Introducing a new blog

Martin Poulter speaking at the EduWiki Conference in Cardiff. Image by Katie Chan hosted at Wikimedia Commons, CC-BY-SA

Dr. Martin Poulter speaking at the EduWiki Conference in Cardiff. Image by Katie Chan hosted at Wikimedia Commons, CC-BY-SA

Welcome to the official blog of the Jisc/Wikimedia UK ambassador. This blog will host case studies and briefings about innovative use of Wikipedia and its sister sites in research and education, based on interviews with academics. It will be regularly updated for the rest of the project.

In my role as the Jisc Wikimedia Ambassador I’ve been fortunate to have delivered events in a variety of institutions. So far these have included Oxford University, the Royal Veterinary College, Newcastle University, and the Humanities Research Institute at the University of Sheffield with more to come in 2014.

On the way, I am collecting case studies and requests for help from interested individuals, and documenting all activity (including all evaluation feedback) on Wikimedia UK’s wiki.

The academic and Wikimedia communities have a lot to learn from each other. I’ve found that academics and librarians are often surprised at the extent to which, behind the scenes, Wikipedia has a drive for quality, reflected in several different formal and informal review processes and the enthusiasm for “tagging” and discussing problematic articles. Wikimedians, in turn, are surprised at the vast amount of scholarly and educational content put freely online with Jisc’s support, and the wide variety of support and advice it gives to the sector.

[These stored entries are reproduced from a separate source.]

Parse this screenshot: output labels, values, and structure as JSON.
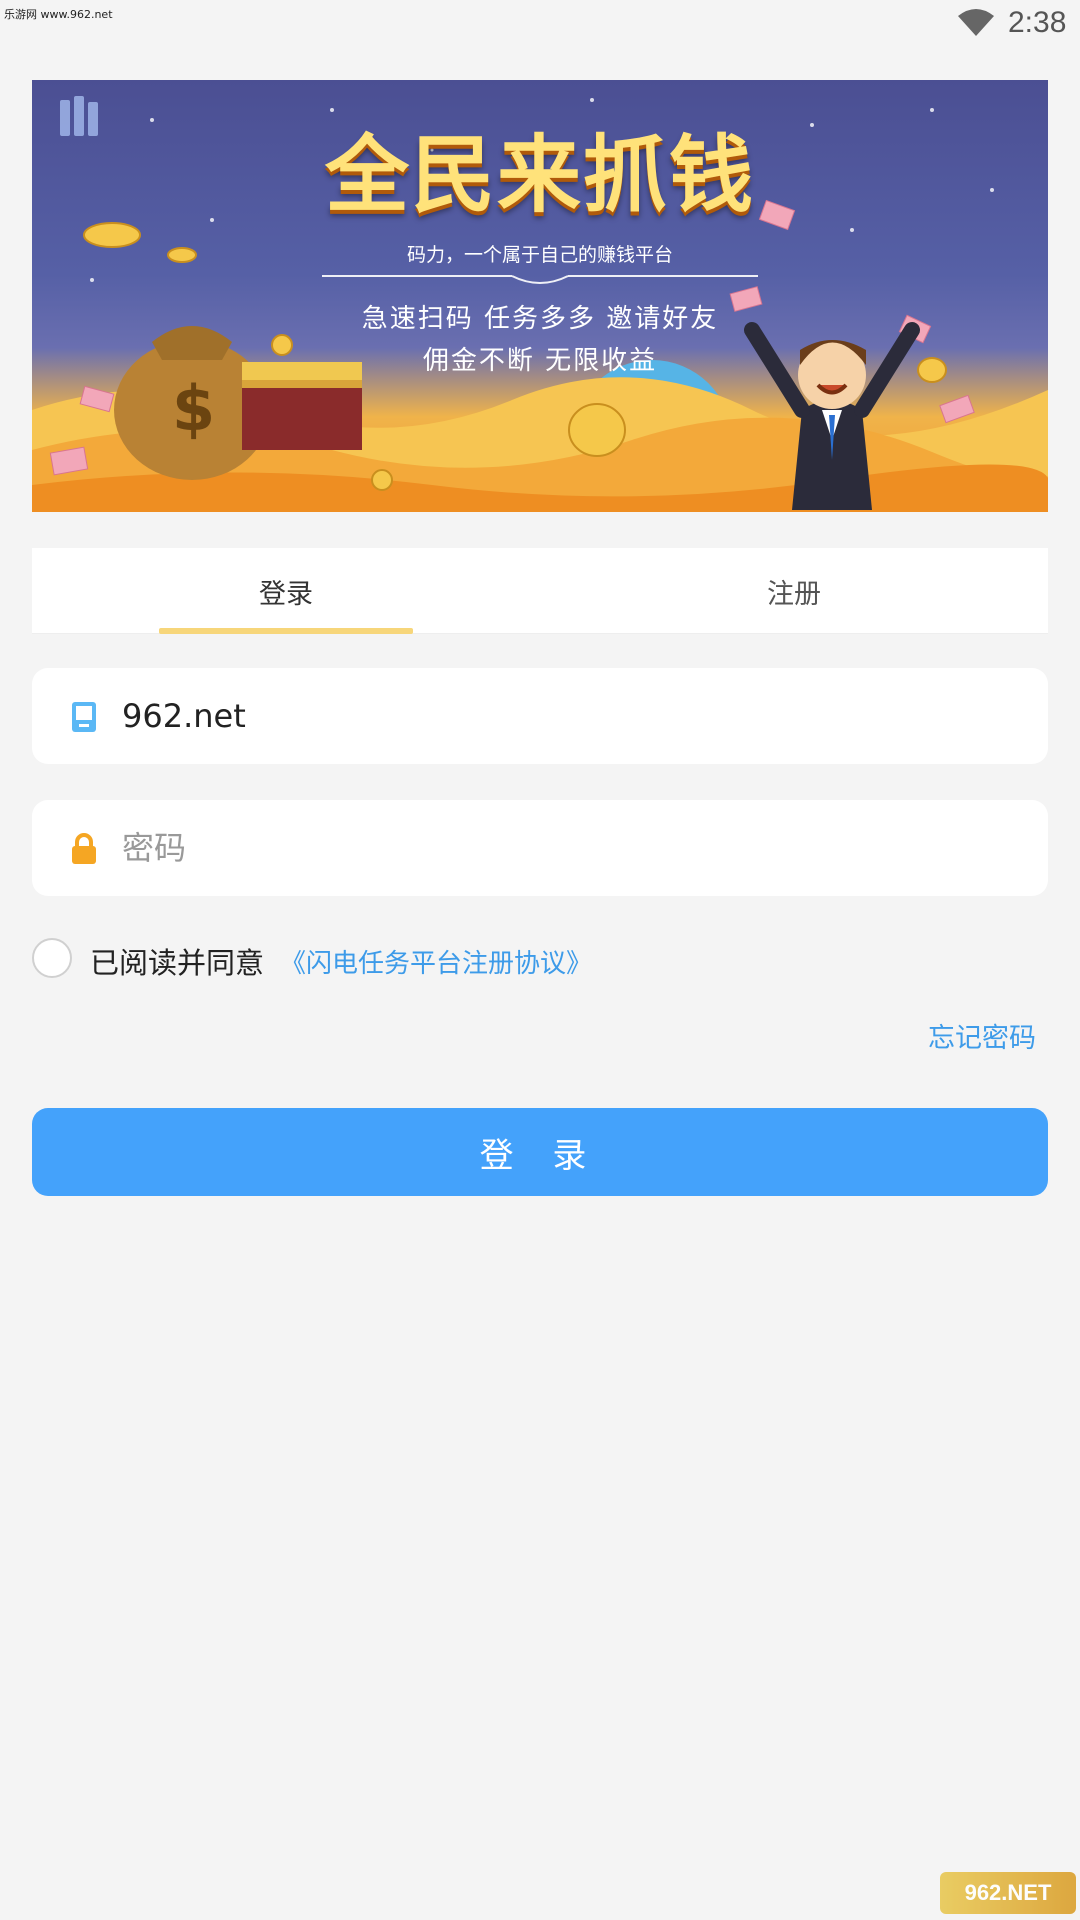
{
  "status_bar": {
    "watermark": "乐游网 www.962.net",
    "time": "2:38",
    "icons": [
      "wifi-icon"
    ]
  },
  "banner": {
    "title": "全民来抓钱",
    "subtitle": "码力，一个属于自己的赚钱平台",
    "line1": "急速扫码  任务多多  邀请好友",
    "line2": "佣金不断  无限收益"
  },
  "tabs": [
    {
      "label": "登录",
      "active": true
    },
    {
      "label": "注册",
      "active": false
    }
  ],
  "form": {
    "account_value": "962.net",
    "account_icon": "phone-icon",
    "password_placeholder": "密码",
    "password_icon": "lock-icon"
  },
  "agreement": {
    "text": "已阅读并同意",
    "link": "《闪电任务平台注册协议》",
    "checked": false
  },
  "forgot_password": "忘记密码",
  "login_button": "登 录",
  "watermark_bottom": "962.NET",
  "colors": {
    "accent_blue": "#44a2fb",
    "link_blue": "#3d9be9",
    "tab_underline": "#f7d67a",
    "lock_orange": "#f5a623",
    "phone_blue": "#5bb8f5",
    "background": "#f4f4f4"
  }
}
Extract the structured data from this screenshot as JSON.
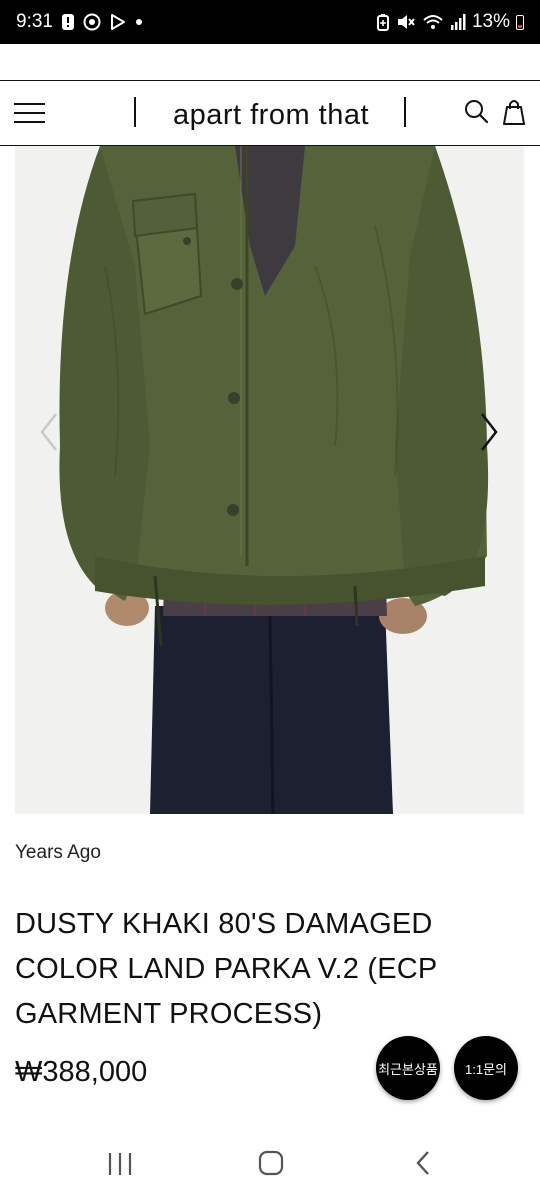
{
  "status_bar": {
    "time": "9:31",
    "battery": "13%",
    "left_icons": [
      "alert-icon",
      "app-icon",
      "play-store-icon",
      "dot-icon"
    ],
    "right_icons": [
      "battery-saver-icon",
      "mute-icon",
      "wifi-icon",
      "signal-icon",
      "battery-icon"
    ]
  },
  "header": {
    "brand": "apart from that",
    "menu_icon": "hamburger-menu-icon",
    "search_icon": "search-icon",
    "cart_icon": "shopping-bag-icon"
  },
  "product": {
    "image_subject": "khaki-parka-photo",
    "brand": "Years Ago",
    "title": "DUSTY KHAKI 80'S DAMAGED COLOR LAND PARKA V.2 (ECP GARMENT PROCESS)",
    "price": "₩388,000"
  },
  "floating_buttons": {
    "recent": "최근본상품",
    "inquiry": "1:1문의"
  },
  "nav_bar": {
    "icons": [
      "recent-apps-icon",
      "home-icon",
      "back-icon"
    ]
  }
}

When researchers, educators, curators, and support staff see Wikipedia and related sites as an outlet for their work, there are great opportunities to get people using digital resources, to expand the impact of research, and for innovative educational activities such as using Wikipedia article histories to teach close reading. The collaboration between Wikimedia UK and Jisc is a great opportunity to document those opportunities for the HE sector and the wider public.